Consistent with current French practice, the commercial court will apply English law or any other law underlying a contract at issue. It will also be able to use legal experts to ensure proper interpretation. French courts routinely decide questions of foreign law with the help from experts unless a compelling public policy is at issue.
What is new is that the commercial court will hear oral testimony and arguments in English and issue judgments in English. In addition, parties may exchange documents in English without translation and document production will follow common-law standards. French will remain the official language of the proceedings and written pleadings, however.
Paris v. London
The EU and the UK have yet to agree on a way to ensure mutual enforcement of judgements post-Brexit. Due to the dominant role of English in international business, these new measures are a way to lure English-law disputes away from London and to Paris. The UK currently has a profitable industry for international dispute resolution, with 80% of commercial cases in London courts involving at least one foreign party.
Despite this, horizontal competition remains unlikely. Even if France offers familiar English practices, large foreign entities will rarely accept French jurisdiction with a French company. Indeed, users’ desire for a neutral ‘playing field’ is seen as one of the most valuable aspects of international arbitration.
While the arbitration community may ultimately benefit from a broader pool of users, the French judicial system may benefit from commercial-minded judges who will better understand the complexities of a business and in turn award more accurate judgements.
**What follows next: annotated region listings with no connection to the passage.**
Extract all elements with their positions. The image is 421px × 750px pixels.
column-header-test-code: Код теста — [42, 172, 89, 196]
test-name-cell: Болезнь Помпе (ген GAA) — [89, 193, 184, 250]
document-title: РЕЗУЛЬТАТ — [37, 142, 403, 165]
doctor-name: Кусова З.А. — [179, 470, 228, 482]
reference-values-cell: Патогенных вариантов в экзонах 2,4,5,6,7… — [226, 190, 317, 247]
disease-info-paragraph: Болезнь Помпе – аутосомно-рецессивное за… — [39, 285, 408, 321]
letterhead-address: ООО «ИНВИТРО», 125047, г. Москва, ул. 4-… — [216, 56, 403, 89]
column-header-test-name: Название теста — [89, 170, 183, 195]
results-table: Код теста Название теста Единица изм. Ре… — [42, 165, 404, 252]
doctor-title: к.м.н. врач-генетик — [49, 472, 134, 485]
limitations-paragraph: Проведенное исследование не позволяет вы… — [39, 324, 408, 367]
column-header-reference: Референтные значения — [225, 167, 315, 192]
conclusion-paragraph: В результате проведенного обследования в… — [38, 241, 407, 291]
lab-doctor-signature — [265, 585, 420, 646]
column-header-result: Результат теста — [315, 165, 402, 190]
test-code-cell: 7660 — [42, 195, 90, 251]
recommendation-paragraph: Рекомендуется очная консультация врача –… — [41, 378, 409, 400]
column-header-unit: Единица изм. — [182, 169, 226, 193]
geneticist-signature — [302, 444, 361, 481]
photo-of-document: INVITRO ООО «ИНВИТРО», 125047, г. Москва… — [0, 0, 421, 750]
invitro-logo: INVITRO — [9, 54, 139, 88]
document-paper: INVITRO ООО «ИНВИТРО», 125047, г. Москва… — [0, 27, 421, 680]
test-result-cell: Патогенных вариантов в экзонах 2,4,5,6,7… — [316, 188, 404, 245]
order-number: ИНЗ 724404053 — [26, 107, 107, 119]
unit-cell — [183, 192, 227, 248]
If the new commercial court offers judgements that are enforceable in the EU and the English court does not, Paris has a chance to take London’s crown as the global legal centre. Even so, other places have a solid reputation of resolving disputes under common law, including New York, Dubai and Singapore. That said, any Brexit deal will most likely involve a regime for the mutual enforcement of judgments, given the high stakes involved.
 E.g., Amsterdam, Brussels, and Frankfurt.
 Established in 2010.
 These cases have always been heard by the appeal court, currently heard by a specialist chamber headed by Justice Dominique Guihal.